BRUSSELS, Belgium, Aug 30 – The European Union on Tuesday ordered Apple to pay a record 13 billion euros in back taxes in Ireland, saying deals allowing the US tech giant to pay almost no tax were illegal.
In the latest in a series of rulings that has angered Washington, Brussels said the world’s most valuable company avoided tax bills on virtually all its profits in the bloc under its arrangements with Dublin.
Apple and the Irish government immediately said they would appeal against the European Commission ruling, while the US Treasury said it could undermine its economic partnership with the EU.
Ireland has been seeking to attract multinationals by offering extremely favourable tax conditions, known as sweetheart deals, but EU Competition Commissioner Margrethe Vestager said Apple’s broke EU laws on state aid.
“This decision sends a clear message. Member states cannot give unfair tax benefits to selected companies, no matter if European or foreign, large or small,” Vestager said.
“This is not a penalty, this is unpaid taxes to be paid,” Vestager added.
The tax repayment order by far the largest in EU history follows a three-year inquiry into whether Dublin’s tax breaks for Silicon Valley titan Apple were against the law.
‘No employees, no premises’
Apple has had a base at the southern city of Cork since 1980 and employs 5,000 people in Ireland, through which it routes its international sales, avoiding billions in corporation taxes.
But Vestager who has launched a series of cases against US firms said that Apple’s “so-called head office in Ireland only existed on paper.

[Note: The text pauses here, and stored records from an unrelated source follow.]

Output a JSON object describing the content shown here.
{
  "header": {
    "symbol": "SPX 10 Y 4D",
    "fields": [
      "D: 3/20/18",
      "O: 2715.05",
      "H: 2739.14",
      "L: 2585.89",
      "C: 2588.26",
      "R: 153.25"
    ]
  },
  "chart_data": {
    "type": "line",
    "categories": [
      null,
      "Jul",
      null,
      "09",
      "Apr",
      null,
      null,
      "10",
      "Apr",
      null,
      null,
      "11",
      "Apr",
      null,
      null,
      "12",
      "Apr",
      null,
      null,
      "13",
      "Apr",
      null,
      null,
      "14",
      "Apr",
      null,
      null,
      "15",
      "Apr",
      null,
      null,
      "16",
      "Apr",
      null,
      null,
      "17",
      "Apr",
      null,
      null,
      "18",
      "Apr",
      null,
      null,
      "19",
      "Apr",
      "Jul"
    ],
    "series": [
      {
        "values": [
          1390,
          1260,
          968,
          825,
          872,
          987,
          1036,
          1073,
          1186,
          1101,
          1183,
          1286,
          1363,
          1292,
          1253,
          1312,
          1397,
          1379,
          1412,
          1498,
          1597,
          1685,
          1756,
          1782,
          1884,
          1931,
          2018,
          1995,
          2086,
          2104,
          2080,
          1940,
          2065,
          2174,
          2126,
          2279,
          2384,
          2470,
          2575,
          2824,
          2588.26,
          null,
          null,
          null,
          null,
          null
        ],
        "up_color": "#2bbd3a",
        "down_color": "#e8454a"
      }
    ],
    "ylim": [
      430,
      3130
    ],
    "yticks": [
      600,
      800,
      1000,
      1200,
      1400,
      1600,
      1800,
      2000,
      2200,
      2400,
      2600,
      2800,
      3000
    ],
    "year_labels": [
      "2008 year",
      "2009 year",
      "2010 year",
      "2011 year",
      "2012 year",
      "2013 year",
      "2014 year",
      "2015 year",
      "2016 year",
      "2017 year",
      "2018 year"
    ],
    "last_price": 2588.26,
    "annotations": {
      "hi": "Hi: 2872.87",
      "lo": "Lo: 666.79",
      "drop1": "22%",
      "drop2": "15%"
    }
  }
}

It had no employees, no premises and no real activities.”
Apple as a result paid an effective corporate tax rate of 0.005 per cent on its European profits in 2014 — equivalent to 50 euros for every million, Vestager added.
Tensions have been growing between Washington and Brussels over a series of anti-trust investigations targeting companies such as Apple, Amazon, Starbucks and Fiat Chrysler.
Apple said “we will appeal and we are confident the decision will be overturned.”
“It will have a profound and harmful effect on investment and job creation in Europe,” the company added.
Irish Finance Minister Michael Noonan said the decision “leaves me with no choice but to seek cabinet approval to appeal the decision before the European Courts”.
The Apple tax bill dwarfs the previous EU record for a state aid, the 1.3 billion euros received by the Nurburgring race track from German authorities.
The US stepped up its rhetoric ahead of the decision, accusing the European Commission of unilateralism and overstepping its mandate.
On Tuesday the US Treasury said the Apple ruling threatened the “spirit of economic partnership.”
“The Commission’s actions could threaten to undermine foreign investment, the business climate in Europe, and the important spirit of economic partnership between the US and the EU,” a Treasury statement said.
The EU has made taxes a core issue since the LuxLeaks scandal in which it was revealed that European Commission President Jean-Claude Juncker’s native Luxembourg gave companies huge tax breaks while he was prime minister.
In October Brussels ordered US coffee giant Starbucks and Italian automaker Fiat to each repay up to 30 million euros ($34 million) in back taxes to the Netherlands and Luxembourg respectively.
The US has acknowledged the problems around the issue of tax breaks but says the deals were made under international treaties and accepted tax practices.
Vestager insisted that US companies were not being unfairly targeted.
“I feel very strongly we share the goal with the US of fair global taxation,” she said.
Washington has also expressed concern about EU anti-trust cases targeting tech giant Google alleging that it has unfairly suppressed competition.